More than a dozen vendors graced the muddy fields on Saturday, bringing with them distinctly different meals, backgrounds and stories.
“I was in I.T. for the last 35 years, and I woke up a few years ago and I said, ‘There’s got to be more to life than this’,” said Peter Robideau, founder and owner of Cheezy Pete’s food truck. “I wanted to do something that I wanted to do, and not that I had to do.”
That realization led Robideau down a new path. He was in search of an opportunity that gave him fulfillment. The path that he chose not only made him content, but also has filled the bellies of Long Islanders for the past three years.
“I was always good with food,” Robideau said. “But I didn’t want a restaurant. A food truck was really more my speed, so I didn’t want a brick and mortar store.”
One of the busiest trucks of the day, it seems that Cheezy Pete’s has found an effective niche. Upon asking Robideau how he came to find such a desirable menu, he chuckled and said, “I just created the menu around what I like to eat. I tell people all the time, after I’m done working in the truck all day, I’ll go home and make myself a grilled cheese.”

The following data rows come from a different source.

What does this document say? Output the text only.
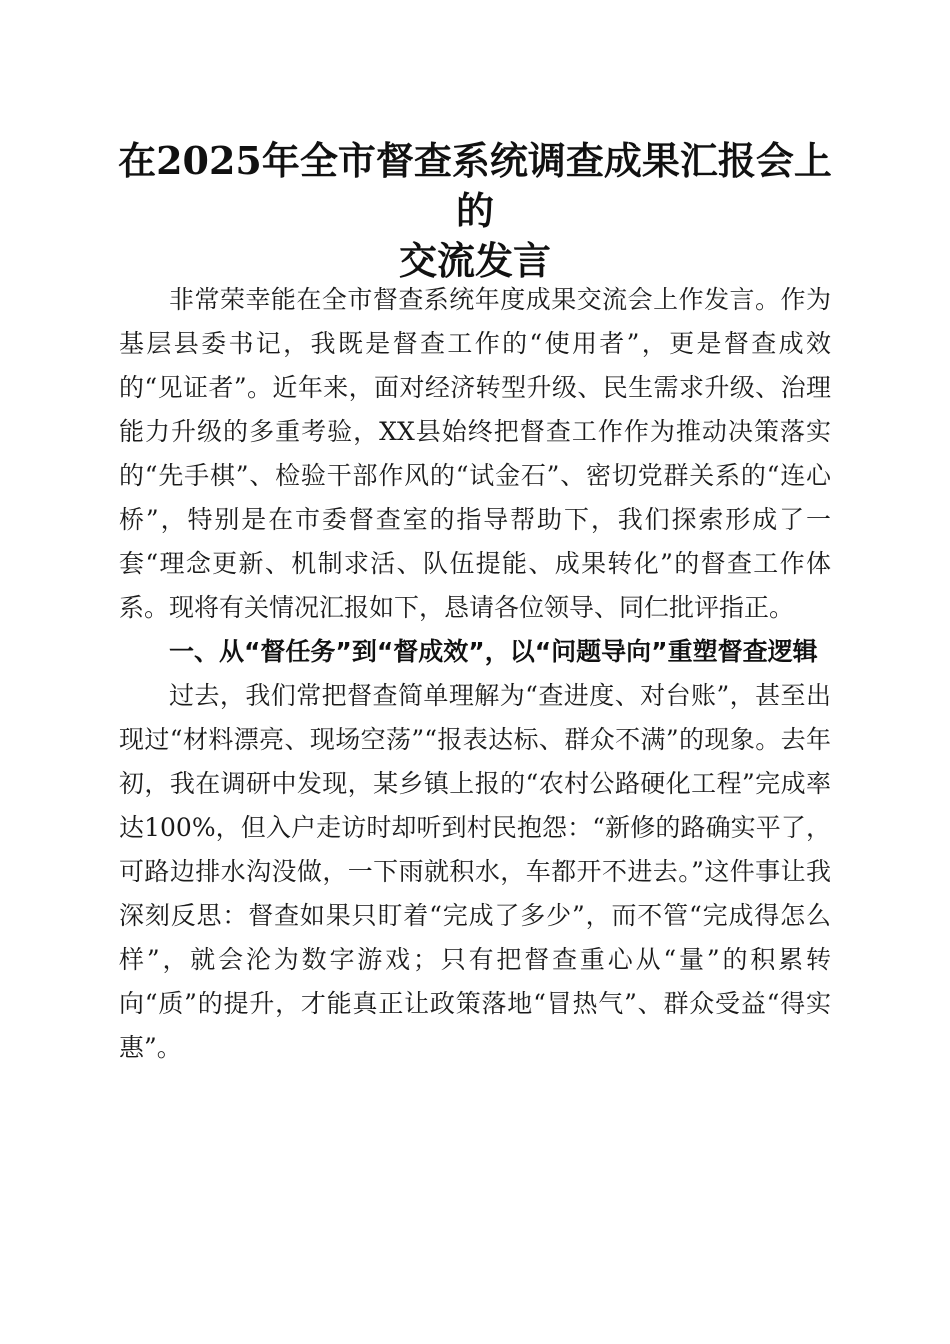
在2025年全市督查系统调查成果汇报会上的
交流发言

非常荣幸能在全市督查系统年度成果交流会上作发言。作为基层县委书记，我既是督查工作的“使用者”，更是督查成效的“见证者”。近年来，面对经济转型升级、民生需求升级、治理能力升级的多重考验，XX县始终把督查工作作为推动决策落实的“先手棋”、检验干部作风的“试金石”、密切党群关系的“连心桥”，特别是在市委督查室的指导帮助下，我们探索形成了一套“理念更新、机制求活、队伍提能、成果转化”的督查工作体系。现将有关情况汇报如下，恳请各位领导、同仁批评指正。

一、从“督任务”到“督成效”，以“问题导向”重塑督查逻辑

过去，我们常把督查简单理解为“查进度、对台账”，甚至出现过“材料漂亮、现场空荡”“报表达标、群众不满”的现象。去年初，我在调研中发现，某乡镇上报的“农村公路硬化工程”完成率达100%，但入户走访时却听到村民抱怨：“新修的路确实平了，可路边排水沟没做，一下雨就积水，车都开不进去。”这件事让我深刻反思：督查如果只盯着“完成了多少”，而不管“完成得怎么样”，就会沦为数字游戏；只有把督查重心从“量”的积累转向“质”的提升，才能真正让政策落地“冒热气”、群众受益“得实惠”。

Across the field and across the food spectrum from Cheezy Pete’s stood a gourmet crepes truck that had a constant flow of people throughout the day. Hayk Mendikyan, Crepes & Bakes owner, sold his brick and mortar store in Huntington to chase the food truck lifestyle.
“We sold the store, and last year, we built a truck,” Mendikyan said. “With the food truck lifestyle, you have freedom. I like to meet the people, do the festivals, do a lot of catering.
“I was little when I first started baking,” Mendikyan said with a smirk. “My grandma, she was French, and when I was growing up, she would make them, and I always loved crepes.”
Crepes & Bakes now focuses on festivals, farmers markets and catering.
A New York City mainstay since 1971, Uncle Gussy’s Food Truck also made an appearance at the festival. Spectators took notice and made their way to the longtime Greek staple.
“I got a chicken and lamb gyro, with fries in it. It was so good,” said Jessica Gorman. “It was definitely worth it.”
A common theme throughout conversation with vendors and spectators alike on this
weekend was a desire for Long Island food truck culture to expand.
“I think there should be more food truck culture,” Mendikyan said. “It is huge all over the world, and I think Long Island is now catching up.”
With the first-ever Long Island Food Truck Festival now in the books and the beginning of summer on the horizon, locals can be sure to expect these delicious mobile meals to pop up more frequently throughout the island.